In this immune-humanized mouse model, they consistently found that PD-1(FSY) exhibited far better therapeutic efficacy than PD-1(WT), and even better than atezolizumab in reducing tumor volume and weight at the same dose.

They also extended their concept to another pair of proteins and successfully demonstrate the general applications of this covalent drug development strategy.
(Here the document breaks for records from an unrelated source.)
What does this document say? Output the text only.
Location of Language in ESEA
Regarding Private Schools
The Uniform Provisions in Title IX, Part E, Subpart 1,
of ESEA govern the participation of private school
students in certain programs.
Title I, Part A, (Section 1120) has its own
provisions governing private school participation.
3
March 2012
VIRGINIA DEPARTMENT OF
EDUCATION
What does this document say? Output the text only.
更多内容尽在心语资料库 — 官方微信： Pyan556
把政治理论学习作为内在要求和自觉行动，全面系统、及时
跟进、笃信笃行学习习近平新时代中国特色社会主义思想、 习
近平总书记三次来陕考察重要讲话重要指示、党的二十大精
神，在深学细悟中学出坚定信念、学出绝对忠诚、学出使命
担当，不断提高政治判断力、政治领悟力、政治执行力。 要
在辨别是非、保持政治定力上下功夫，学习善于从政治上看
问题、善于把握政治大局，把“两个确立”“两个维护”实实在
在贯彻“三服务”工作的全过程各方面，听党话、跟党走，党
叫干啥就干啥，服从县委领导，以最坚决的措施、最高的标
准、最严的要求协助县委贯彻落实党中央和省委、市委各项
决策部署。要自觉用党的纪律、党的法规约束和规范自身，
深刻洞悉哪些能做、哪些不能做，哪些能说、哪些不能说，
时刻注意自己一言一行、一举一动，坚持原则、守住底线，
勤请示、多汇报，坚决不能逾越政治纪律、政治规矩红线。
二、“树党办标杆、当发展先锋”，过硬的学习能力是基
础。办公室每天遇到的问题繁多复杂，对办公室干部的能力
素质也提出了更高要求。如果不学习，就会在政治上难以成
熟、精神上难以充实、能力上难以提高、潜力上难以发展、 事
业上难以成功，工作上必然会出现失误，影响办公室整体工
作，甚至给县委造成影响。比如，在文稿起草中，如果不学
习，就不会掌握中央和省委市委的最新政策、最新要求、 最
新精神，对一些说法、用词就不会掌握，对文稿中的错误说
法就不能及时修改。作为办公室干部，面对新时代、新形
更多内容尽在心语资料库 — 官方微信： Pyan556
Apart from opening a novel avenue for developing protein therapeutics, proximity-enabled click chemistry also enables scientists to selectively inhibit or activate signal pathways with high specificity, which makes an important addition to the toolbox for basic biological research and synthetic biology.

 

References

Q. Li, Q. Chen, P. C. Klauser, M. Li, F. Zheng, N. Wang, X. Li, Q. Zhang, X. Fu, Q. Wang*, Y. Xu*, L. Wang*, (2020) Developing covalent protein
drugs via proximity-enabled reactive therapeutics. Cell 182, 85. doi: 10.1016/j.cell.2020.05.028.
N. Wang, B. Yang, C. Fu, H. Zhu, F. Zheng, T. Kobayashi, J. Liu, S. Li, C. Ma, P. G. Wang, Q. Wang, L. Wang, (2018) Genetically encoding
fluorosulfate-l-tyrosine to react with lysine, histidine, and tyrosine via sufex in proteins in vivo. Journal of the American Chemical Society
140, 4995. doi: 10.1021/jacs.8b01087.
E. Steen Redeker, D. T. Ta, D. Cortens, B. Billen, W. Guedens, P. Adriaensens, (2013) Protein engineering for directed immobilization.
Bioconjugate Chemistry 24, 1761. doi: 10.1021/bc4002823.